If an automated run stops midway, nothing is lost: the board is complete, every in-flight pull request shows its true state, and anyone can finish the job. This resilience is the reason state is kept on GitHub rather than in a private store.

Command reference#

The mechanics are ordinary GitHub CLI calls, so they are easy to script or run by hand. Labels and comments use the issues API, which serves issues and pull requests alike.

# enumerate a campaign's pull requests across an owner
gh search prs 'in:title "[<slug>]"' --owner <owner> `
  --json number,repository,title,url,isDraft,state

# read one pull request's authoritative state
gh pr view <n> --repo <owner>/<repo> --json `
  isDraft,state,reviewDecision,statusCheckRollup,mergeStateStatus,assignees

# set the pipeline stage (remove the others first) and add a progress note
gh api -X POST   repos/<owner>/<repo>/issues/<n>/labels -f "labels[]=stage:blocked"
gh api -X DELETE repos/<owner>/<repo>/issues/<n>/labels/stage:in-progress
gh api -X POST   repos/<owner>/<repo>/issues/<n>/comments -f body="<note>"
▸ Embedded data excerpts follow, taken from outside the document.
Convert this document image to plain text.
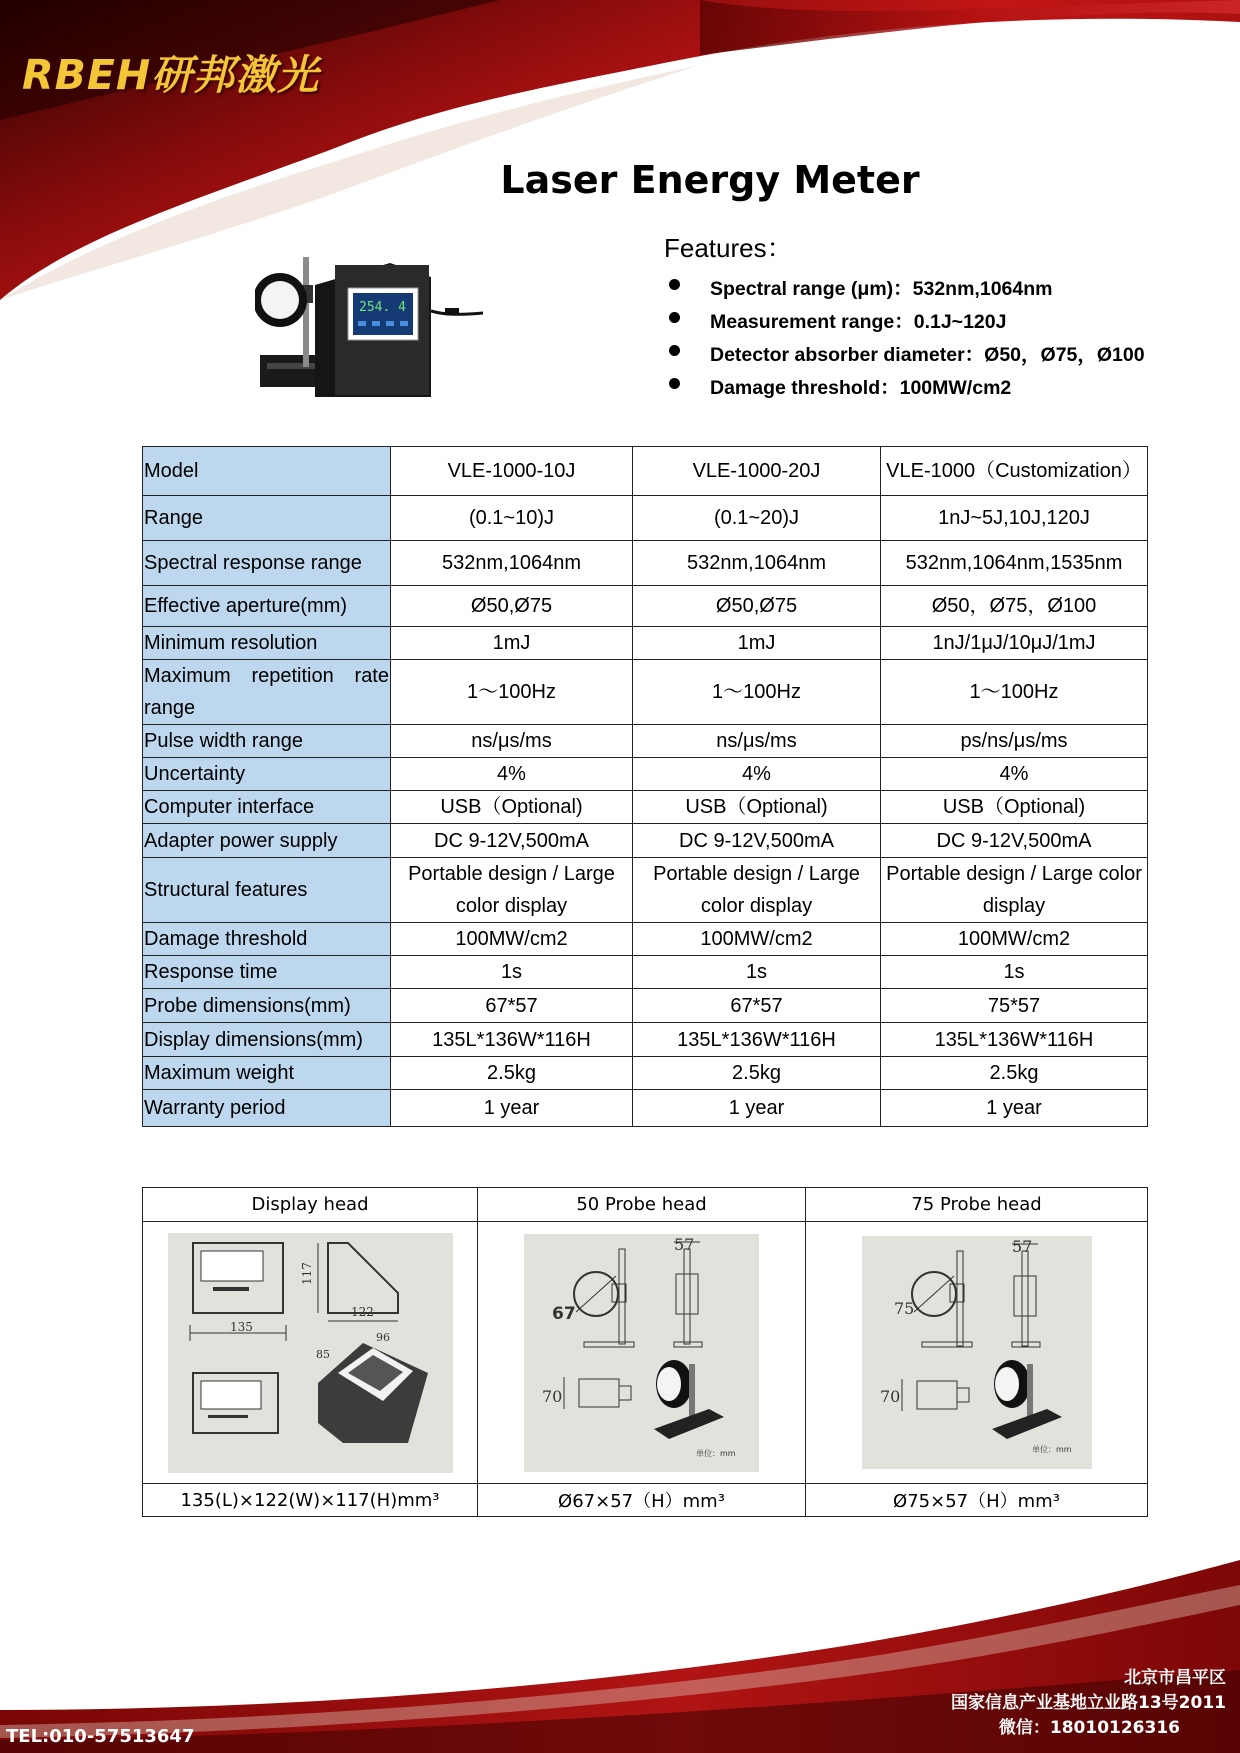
RBEH研邦激光
Laser Energy Meter
Features：
Spectral range (μm)：532nm,1064nm
Measurement range：0.1J~120J
Detector absorber diameter：Ø50，Ø75，Ø100
Damage threshold：100MW/cm2
254. 4
Model	VLE-1000-10J	VLE-1000-20J	VLE-1000（Customization）
Range	(0.1~10)J	(0.1~20)J	1nJ~5J,10J,120J
Spectral response range	532nm,1064nm	532nm,1064nm	532nm,1064nm,1535nm
Effective aperture(mm)	Ø50,Ø75	Ø50,Ø75	Ø50，Ø75，Ø100
Minimum resolution	1mJ	1mJ	1nJ/1μJ/10μJ/1mJ
Maximum repetition rate range	1～100Hz	1～100Hz	1～100Hz
Pulse width range	ns/μs/ms	ns/μs/ms	ps/ns/μs/ms
Uncertainty	4%	4%	4%
Computer interface	USB（Optional)	USB（Optional)	USB（Optional)
Adapter power supply	DC 9-12V,500mA	DC 9-12V,500mA	DC 9-12V,500mA
Structural features	Portable design / Large color display	Portable design / Large color display	Portable design / Large color display
Damage threshold	100MW/cm2	100MW/cm2	100MW/cm2
Response time	1s	1s	1s
Probe dimensions(mm)	67*57	67*57	75*57
Display dimensions(mm)	135L*136W*116H	135L*136W*116H	135L*136W*116H
Maximum weight	2.5kg	2.5kg	2.5kg
Warranty period	1 year	1 year	1 year
Display head	50 Probe head	75 Probe head

135
117
122
96
85	67
57
70
单位：mm	75
57
70
单位：mm

135(L)×122(W)×117(H)mm³	Ø67×57（H）mm³	Ø75×57（H）mm³
TEL:010-57513647
北京市昌平区
国家信息产业基地立业路13号2011
微信：18010126316
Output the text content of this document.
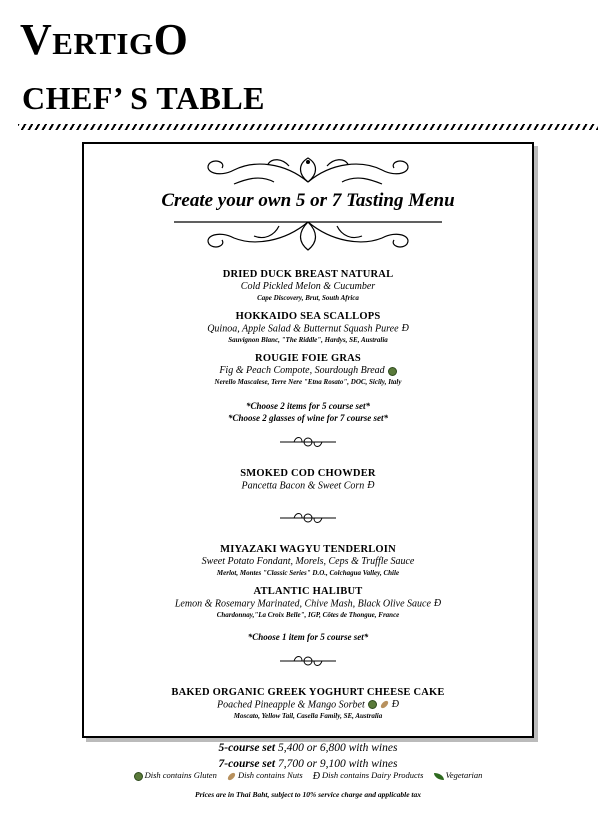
VertigO
CHEF’ S TABLE
Create your own 5 or 7 Tasting Menu
DRIED DUCK BREAST NATURAL
Cold Pickled Melon & Cucumber
Cape Discovery, Brut, South Africa
HOKKAIDO SEA SCALLOPS
Quinoa, Apple Salad & Butternut Squash Puree Đ
Sauvignon Blanc, "The Riddle", Hardys, SE, Australia
ROUGIE FOIE GRAS
Fig & Peach Compote, Sourdough Bread
Nerello Mascalese, Terre Nere "Etna Rosato", DOC, Sicily, Italy
*Choose 2 items for 5 course set*
*Choose 2 glasses of wine for 7 course set*
SMOKED COD CHOWDER
Pancetta Bacon & Sweet Corn Đ
MIYAZAKI WAGYU TENDERLOIN
Sweet Potato Fondant, Morels, Ceps & Truffle Sauce
Merlot, Montes "Classic Series" D.O., Colchagua Valley, Chile
ATLANTIC HALIBUT
Lemon & Rosemary Marinated, Chive Mash, Black Olive Sauce Đ
Chardonnay,"La Croix Belle", IGP, Côtes de Thongue, France
*Choose 1 item for 5 course set*
BAKED ORGANIC GREEK YOGHURT CHEESE CAKE
Poached Pineapple & Mango Sorbet	Đ
Moscato, Yellow Tail, Casella Family, SE, Australia
5-course set 5,400 or 6,800 with wines
7-course set 7,700 or 9,100 with wines
Dish contains Gluten Dish contains Nuts Đ Dish contains Dairy Products	Vegetarian
Prices are in Thai Baht, subject to 10% service charge and applicable tax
# ready for review — the native "ready for a human" signal
gh pr ready <n> --repo <owner>/<repo>

Worked example: Process-PSModule and Pester 6#

A concrete campaign from the PSModule initiative: adopt the latest Process-PSModule reusable workflow across every consumer, add the Pester version requirement to the test files, and migrate the tests.

  • Slug: process-psmodule-v6.
  • Discover the fleet: find consumers of the reusable workflow with a code search for its uses: reference, then queue a tracking issue in each.
  • Per repository: bump the workflow pin, add the #Requires -Modules @{ ModuleName = 'Pester'; ModuleVersion = '6.0.0'; MaximumVersion = '6.*' } requirement to each *.Tests.ps1, migrate the tests, and take the pull request through the Contribution Workflow.
  • Track it: every issue and pull request starts with [process-psmodule-v6]; the dashboard shows the fleet advancing from Queued to Merged.

What this is not#

  • Not a database. Any JSON or HTML is a disposable projection of GitHub.
  • Not agent-specific. The model stays fully operable by people and non-agent tools; nothing in it depends on a particular assistant.
  • Not a shared label store. Labels are per-repository; the campaign title prefix is the shared contract, created in each participating repository.